Der bürgerliche Staat ist die politische Gewalt der kapitalistischen Gesellschaft. Er unterwirft die Agenten der kapitalistischen Produktionsweise unter Absehung von allen natürlichen und gesellschaftlichen Unterschieden seiner Herrschaft und gewährt ihnen damit die Verfolgung ihrer gegensätzlichen Sonderinteressen: Gleichheit & Freiheit. Er verpflichtet sie, die ökonomische Konkurrenz unter Respektierung des Privateigentums abzuwickeln: jeder wird gezwungen, die ausschließende Verfügung über den Reichtum der Gesellschaft anzuerkennen und zum Prinzip seines ökonomischen Handelns zu machen.

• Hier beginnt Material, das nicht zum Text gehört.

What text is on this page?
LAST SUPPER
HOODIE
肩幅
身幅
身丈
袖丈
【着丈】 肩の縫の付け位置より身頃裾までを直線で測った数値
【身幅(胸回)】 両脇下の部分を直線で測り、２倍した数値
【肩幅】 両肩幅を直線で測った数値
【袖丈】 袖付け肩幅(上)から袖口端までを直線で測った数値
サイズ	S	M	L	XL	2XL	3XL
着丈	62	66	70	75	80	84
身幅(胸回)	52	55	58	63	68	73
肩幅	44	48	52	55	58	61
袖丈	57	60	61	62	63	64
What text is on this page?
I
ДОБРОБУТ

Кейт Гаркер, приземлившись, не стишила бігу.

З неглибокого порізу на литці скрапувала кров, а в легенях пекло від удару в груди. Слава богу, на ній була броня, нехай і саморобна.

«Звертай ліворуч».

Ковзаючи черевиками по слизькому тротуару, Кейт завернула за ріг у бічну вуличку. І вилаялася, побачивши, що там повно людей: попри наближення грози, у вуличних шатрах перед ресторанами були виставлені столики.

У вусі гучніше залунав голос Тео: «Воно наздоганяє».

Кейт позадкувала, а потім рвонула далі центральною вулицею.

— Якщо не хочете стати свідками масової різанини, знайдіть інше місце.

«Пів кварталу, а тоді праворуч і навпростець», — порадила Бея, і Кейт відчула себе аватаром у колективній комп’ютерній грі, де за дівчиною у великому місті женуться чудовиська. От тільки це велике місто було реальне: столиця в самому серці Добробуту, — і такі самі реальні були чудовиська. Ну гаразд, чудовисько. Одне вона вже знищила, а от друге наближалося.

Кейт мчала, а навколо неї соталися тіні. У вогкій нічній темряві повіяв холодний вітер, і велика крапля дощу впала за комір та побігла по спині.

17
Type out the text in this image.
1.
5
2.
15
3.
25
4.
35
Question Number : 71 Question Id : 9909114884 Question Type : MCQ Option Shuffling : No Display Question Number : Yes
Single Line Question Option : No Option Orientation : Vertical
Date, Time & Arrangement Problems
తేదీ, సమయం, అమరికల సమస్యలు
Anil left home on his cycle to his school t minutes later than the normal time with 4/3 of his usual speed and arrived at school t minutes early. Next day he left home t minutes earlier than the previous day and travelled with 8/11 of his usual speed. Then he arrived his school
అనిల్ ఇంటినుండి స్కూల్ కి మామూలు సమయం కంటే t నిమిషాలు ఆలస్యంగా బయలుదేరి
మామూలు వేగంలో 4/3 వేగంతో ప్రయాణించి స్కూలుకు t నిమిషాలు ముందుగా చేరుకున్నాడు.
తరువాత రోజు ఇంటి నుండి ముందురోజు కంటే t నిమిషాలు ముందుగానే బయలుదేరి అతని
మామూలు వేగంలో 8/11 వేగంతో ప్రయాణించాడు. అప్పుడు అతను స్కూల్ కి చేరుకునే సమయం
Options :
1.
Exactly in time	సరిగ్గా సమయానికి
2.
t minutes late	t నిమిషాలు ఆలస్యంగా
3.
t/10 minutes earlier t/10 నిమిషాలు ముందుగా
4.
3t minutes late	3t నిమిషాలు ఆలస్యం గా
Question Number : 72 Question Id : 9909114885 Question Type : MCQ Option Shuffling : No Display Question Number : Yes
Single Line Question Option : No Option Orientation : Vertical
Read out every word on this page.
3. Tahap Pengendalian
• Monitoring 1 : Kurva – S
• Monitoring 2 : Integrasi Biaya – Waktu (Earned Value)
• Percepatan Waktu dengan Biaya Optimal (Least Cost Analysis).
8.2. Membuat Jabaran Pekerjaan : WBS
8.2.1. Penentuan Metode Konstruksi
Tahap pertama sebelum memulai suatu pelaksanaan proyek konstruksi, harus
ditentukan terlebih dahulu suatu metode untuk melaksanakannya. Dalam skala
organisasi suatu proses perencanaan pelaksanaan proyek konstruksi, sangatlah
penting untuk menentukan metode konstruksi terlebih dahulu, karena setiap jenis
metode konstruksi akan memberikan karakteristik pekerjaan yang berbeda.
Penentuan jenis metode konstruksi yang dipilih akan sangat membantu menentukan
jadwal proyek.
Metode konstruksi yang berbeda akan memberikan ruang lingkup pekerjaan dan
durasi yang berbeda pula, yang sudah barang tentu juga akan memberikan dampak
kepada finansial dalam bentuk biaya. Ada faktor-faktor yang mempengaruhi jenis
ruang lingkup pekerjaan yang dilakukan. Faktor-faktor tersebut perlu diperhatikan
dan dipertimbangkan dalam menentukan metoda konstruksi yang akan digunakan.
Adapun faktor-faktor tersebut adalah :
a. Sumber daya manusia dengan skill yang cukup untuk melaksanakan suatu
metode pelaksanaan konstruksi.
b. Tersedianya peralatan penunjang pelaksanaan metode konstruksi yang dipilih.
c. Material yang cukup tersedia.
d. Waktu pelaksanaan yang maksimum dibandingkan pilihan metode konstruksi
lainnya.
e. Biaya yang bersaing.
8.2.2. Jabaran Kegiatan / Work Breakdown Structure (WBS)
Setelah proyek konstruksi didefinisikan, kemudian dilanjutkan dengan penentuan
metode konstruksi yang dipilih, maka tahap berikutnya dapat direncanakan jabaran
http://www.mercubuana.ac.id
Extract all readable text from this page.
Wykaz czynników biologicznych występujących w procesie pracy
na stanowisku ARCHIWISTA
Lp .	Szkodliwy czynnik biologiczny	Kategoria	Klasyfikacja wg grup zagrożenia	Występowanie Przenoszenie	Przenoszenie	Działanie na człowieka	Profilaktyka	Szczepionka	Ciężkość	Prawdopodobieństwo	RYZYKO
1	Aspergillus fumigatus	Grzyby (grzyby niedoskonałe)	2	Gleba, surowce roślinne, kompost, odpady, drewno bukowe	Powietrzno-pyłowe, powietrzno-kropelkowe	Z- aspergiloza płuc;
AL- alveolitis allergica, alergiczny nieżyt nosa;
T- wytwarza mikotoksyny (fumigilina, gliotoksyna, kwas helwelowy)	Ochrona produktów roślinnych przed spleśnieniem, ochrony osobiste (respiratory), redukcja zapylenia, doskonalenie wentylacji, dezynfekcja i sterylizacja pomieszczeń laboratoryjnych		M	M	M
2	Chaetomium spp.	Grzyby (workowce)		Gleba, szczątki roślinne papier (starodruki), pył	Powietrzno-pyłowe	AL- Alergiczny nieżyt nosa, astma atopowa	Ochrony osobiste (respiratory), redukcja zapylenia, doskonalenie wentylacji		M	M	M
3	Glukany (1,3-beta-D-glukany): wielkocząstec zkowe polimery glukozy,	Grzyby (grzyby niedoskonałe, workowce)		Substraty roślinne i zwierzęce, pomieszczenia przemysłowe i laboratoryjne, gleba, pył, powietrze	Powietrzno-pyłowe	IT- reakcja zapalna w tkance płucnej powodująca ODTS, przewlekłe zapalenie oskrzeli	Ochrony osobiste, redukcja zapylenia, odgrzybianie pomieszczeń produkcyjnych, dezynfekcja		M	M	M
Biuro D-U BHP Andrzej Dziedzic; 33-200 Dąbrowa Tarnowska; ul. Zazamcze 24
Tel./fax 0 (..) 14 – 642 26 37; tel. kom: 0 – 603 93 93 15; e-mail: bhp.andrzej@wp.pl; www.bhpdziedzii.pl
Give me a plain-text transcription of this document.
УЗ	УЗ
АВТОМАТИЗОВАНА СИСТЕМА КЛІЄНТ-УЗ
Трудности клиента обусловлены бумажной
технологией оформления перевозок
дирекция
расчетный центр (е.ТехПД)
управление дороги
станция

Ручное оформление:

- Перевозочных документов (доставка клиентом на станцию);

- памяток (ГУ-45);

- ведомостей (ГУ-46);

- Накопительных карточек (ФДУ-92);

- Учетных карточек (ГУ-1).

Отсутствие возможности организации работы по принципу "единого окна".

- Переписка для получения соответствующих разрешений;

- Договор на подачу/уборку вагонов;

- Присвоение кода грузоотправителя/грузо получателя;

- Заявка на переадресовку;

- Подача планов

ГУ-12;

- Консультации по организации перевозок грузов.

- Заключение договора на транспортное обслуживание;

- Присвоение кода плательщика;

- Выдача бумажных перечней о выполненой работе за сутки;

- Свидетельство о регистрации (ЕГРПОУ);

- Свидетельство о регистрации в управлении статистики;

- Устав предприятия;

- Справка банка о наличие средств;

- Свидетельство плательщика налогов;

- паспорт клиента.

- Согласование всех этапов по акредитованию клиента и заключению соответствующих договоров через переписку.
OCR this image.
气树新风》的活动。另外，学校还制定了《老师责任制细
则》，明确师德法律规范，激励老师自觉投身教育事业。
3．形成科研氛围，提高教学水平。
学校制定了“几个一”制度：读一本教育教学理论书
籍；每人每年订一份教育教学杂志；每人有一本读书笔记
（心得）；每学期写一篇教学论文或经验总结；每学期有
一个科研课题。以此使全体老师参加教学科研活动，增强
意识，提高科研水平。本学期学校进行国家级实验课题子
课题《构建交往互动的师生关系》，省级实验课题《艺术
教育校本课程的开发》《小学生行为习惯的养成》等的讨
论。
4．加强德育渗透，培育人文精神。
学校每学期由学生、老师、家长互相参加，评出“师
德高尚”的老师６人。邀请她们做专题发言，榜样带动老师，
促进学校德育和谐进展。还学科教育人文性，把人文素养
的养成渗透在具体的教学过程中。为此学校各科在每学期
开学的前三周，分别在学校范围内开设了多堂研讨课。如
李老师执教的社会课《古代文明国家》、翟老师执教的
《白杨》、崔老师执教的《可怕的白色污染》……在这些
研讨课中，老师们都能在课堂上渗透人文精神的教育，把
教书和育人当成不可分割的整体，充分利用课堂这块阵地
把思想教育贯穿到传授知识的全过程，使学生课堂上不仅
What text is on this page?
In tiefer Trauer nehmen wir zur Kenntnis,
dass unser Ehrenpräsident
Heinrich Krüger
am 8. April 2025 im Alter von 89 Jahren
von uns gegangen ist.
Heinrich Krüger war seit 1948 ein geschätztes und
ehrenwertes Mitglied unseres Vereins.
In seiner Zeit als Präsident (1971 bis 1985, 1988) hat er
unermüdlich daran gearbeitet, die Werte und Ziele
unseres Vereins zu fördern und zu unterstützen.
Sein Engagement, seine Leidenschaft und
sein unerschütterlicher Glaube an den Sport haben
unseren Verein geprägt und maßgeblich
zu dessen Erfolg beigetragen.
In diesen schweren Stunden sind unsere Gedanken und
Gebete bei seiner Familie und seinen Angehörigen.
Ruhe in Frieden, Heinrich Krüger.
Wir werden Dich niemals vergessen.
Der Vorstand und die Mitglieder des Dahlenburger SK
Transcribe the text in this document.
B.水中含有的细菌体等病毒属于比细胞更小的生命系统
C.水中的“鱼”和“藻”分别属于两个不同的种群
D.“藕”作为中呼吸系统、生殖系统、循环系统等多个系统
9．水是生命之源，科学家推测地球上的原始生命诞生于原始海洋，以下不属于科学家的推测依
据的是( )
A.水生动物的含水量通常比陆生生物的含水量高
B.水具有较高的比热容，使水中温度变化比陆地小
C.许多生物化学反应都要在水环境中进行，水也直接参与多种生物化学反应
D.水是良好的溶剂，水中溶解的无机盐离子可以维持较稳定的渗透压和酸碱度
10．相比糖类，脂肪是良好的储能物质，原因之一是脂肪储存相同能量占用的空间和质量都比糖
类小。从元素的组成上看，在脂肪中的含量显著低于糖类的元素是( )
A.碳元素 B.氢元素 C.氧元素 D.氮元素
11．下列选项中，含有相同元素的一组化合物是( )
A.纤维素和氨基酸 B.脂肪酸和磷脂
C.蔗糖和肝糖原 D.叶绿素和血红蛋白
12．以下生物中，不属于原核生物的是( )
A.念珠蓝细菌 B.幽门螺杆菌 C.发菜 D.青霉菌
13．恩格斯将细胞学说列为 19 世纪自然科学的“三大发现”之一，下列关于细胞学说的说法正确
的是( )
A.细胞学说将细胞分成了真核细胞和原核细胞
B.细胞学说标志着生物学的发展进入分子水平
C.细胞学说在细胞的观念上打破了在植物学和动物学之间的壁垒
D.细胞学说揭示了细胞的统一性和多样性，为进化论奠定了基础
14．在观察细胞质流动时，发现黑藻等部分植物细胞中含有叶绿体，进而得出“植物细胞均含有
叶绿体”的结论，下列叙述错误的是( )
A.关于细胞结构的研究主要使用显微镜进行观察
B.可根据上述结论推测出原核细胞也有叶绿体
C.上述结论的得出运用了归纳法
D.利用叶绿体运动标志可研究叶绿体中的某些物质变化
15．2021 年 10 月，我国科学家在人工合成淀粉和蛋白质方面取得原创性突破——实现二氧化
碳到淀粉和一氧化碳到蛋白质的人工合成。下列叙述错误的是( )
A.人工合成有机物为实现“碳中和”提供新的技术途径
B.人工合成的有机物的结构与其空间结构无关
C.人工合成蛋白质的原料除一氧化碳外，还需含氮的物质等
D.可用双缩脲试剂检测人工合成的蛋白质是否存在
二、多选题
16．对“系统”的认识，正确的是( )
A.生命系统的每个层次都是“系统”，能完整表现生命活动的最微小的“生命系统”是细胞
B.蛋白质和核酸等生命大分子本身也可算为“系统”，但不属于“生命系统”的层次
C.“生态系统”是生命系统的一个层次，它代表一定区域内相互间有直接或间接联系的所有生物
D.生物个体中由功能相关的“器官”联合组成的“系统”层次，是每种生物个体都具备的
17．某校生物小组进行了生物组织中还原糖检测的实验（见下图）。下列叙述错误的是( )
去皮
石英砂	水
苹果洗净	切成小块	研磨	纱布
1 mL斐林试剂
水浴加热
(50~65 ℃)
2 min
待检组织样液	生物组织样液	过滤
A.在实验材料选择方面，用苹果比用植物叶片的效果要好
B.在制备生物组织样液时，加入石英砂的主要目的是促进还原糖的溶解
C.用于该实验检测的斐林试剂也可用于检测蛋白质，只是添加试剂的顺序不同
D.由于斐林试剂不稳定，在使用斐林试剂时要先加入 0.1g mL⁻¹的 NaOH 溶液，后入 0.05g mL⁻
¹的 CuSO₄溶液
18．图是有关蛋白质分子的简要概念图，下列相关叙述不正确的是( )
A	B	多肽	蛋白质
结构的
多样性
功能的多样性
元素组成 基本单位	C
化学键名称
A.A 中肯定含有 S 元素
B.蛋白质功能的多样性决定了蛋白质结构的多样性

Weil die Mitglieder der kapitalistischen Gesellschaft in der Verfolgung ihres individuellen Nutzens die – Schädigung der anderen betreiben, sind sie auf eine Macht angewiesen, die getrennt vom ökonomischen Leben die Anerkennung von Eigentum und Person garantiert. Ihren negativen Bezug aufeinander ergänzen sie um ihre gemeinsame Unterwerfung unter eine Gewalt, die ihre Sonderinteressen beschränkt.  N e b e n  ihren ökonomischen Geschäften sind sie politische Bürger, sie wollen die staatliche Herrschaft, weil sie ihren Sonderinteressen nur nachgehen können, indem sie von ihnen auch abstrahieren. Der bürgerliche Staat ist also die Verselbständigung  i h r e s  abstrakt freien Willens.


a)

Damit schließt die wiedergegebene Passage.